Dabei hatte alles so harmlos auf mich gewirkt, als Lou und ich von unserem Aussichtspunkt über einen schmalen Pfad zur unterhalb gelegenen Terrassenstraße gestolpert waren. Nur ein paar Schritte weiter hatten wir ein unscheinbares Haus erreicht, das sich an den Hügel schmiegte und mit den modernen, schuhkartonförmigen Villen auf der gegenüberliegenden Straßenseite nicht konkurrieren konnte. Die graue Farbe blätterte von der Front. Auf einem Anbau befand sich eine Terrasse mit einer Pergola, die mit wildem Wein bewachsen war.
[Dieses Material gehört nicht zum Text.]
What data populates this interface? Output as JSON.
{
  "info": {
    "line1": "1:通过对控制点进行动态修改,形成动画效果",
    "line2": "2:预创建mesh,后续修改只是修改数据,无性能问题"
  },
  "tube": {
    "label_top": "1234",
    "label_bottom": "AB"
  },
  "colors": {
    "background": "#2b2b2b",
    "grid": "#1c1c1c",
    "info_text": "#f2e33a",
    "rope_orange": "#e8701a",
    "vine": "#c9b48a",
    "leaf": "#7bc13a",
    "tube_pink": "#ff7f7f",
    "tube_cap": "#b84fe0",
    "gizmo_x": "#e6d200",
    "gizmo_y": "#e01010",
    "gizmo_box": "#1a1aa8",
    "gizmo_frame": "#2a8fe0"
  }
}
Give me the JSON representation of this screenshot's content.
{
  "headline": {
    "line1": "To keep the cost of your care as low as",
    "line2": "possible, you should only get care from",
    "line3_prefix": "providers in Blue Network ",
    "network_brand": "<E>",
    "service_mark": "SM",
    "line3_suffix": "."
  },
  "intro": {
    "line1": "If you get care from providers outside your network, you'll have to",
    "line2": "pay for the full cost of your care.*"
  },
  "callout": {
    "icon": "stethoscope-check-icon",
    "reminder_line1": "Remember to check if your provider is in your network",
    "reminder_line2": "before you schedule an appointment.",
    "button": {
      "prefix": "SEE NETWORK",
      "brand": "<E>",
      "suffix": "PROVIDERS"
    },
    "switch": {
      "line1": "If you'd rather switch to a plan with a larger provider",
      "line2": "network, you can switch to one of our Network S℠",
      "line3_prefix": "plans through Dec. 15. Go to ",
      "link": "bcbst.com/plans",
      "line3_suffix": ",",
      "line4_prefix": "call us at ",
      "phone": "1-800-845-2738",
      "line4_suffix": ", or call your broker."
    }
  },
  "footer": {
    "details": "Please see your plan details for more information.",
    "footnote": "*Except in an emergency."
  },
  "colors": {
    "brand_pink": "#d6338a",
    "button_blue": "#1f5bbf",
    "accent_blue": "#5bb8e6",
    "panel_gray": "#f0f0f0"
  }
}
Zum Eingang im erhöhten Parterre führten ein paar Stufen hinauf. Neben dem Treppenfuß parkte ich den Kinderwagen. Lou nahm den Jungen, der die zitternden Glieder streckte und im Halbschlaf seine Ärmchen um sie schlang. Mit der freien Hand fingerte sie den Schlüssel aus der Hosentasche und erklärte, dass ich nun alles wüsste. Dann ging sie mit dem Jungen die Stufen hinauf, schloss die Tür auf und verschwand im Hauseingang, ohne sich verabschiedet zu haben.
Ratlos blieb ich stehen und fühlte mich nicht gerade wie ein Glücksspieler, der versucht hat, sich eine verliebte Zofe zu engagieren. Eher war mir, als sei ich soeben selbst engagiert worden – ahnungslos, worauf ich mich eingelassen hatte. Ein Gefühl, das sich kaum dazu eignete, Dr. Lenz daran teilhaben zu lassen. Vermutlich war ihm bewusst geworden, wie wenig er die Sphären noch überblickte, in denen sein Übervater mittlerweile verkehrte. Der größte Philosoph der Gegenwart, weggesperrt in eine Kleinstadtresidenz, abgeschirmt von einer Ex-Studentin, die beim Meister offensichtlich ein- und ausging und in unmittelbarer Nähe seines Hauses ihren Wachtposten bezogen hatte. Ich fragte mich, ob sich der Doktor überhaupt noch anders mit Hinrich Giers verbunden fühlen konnte als durch die Schriften, die in seinen Kartons verstaut waren und die Sicht nach draußen versperrten.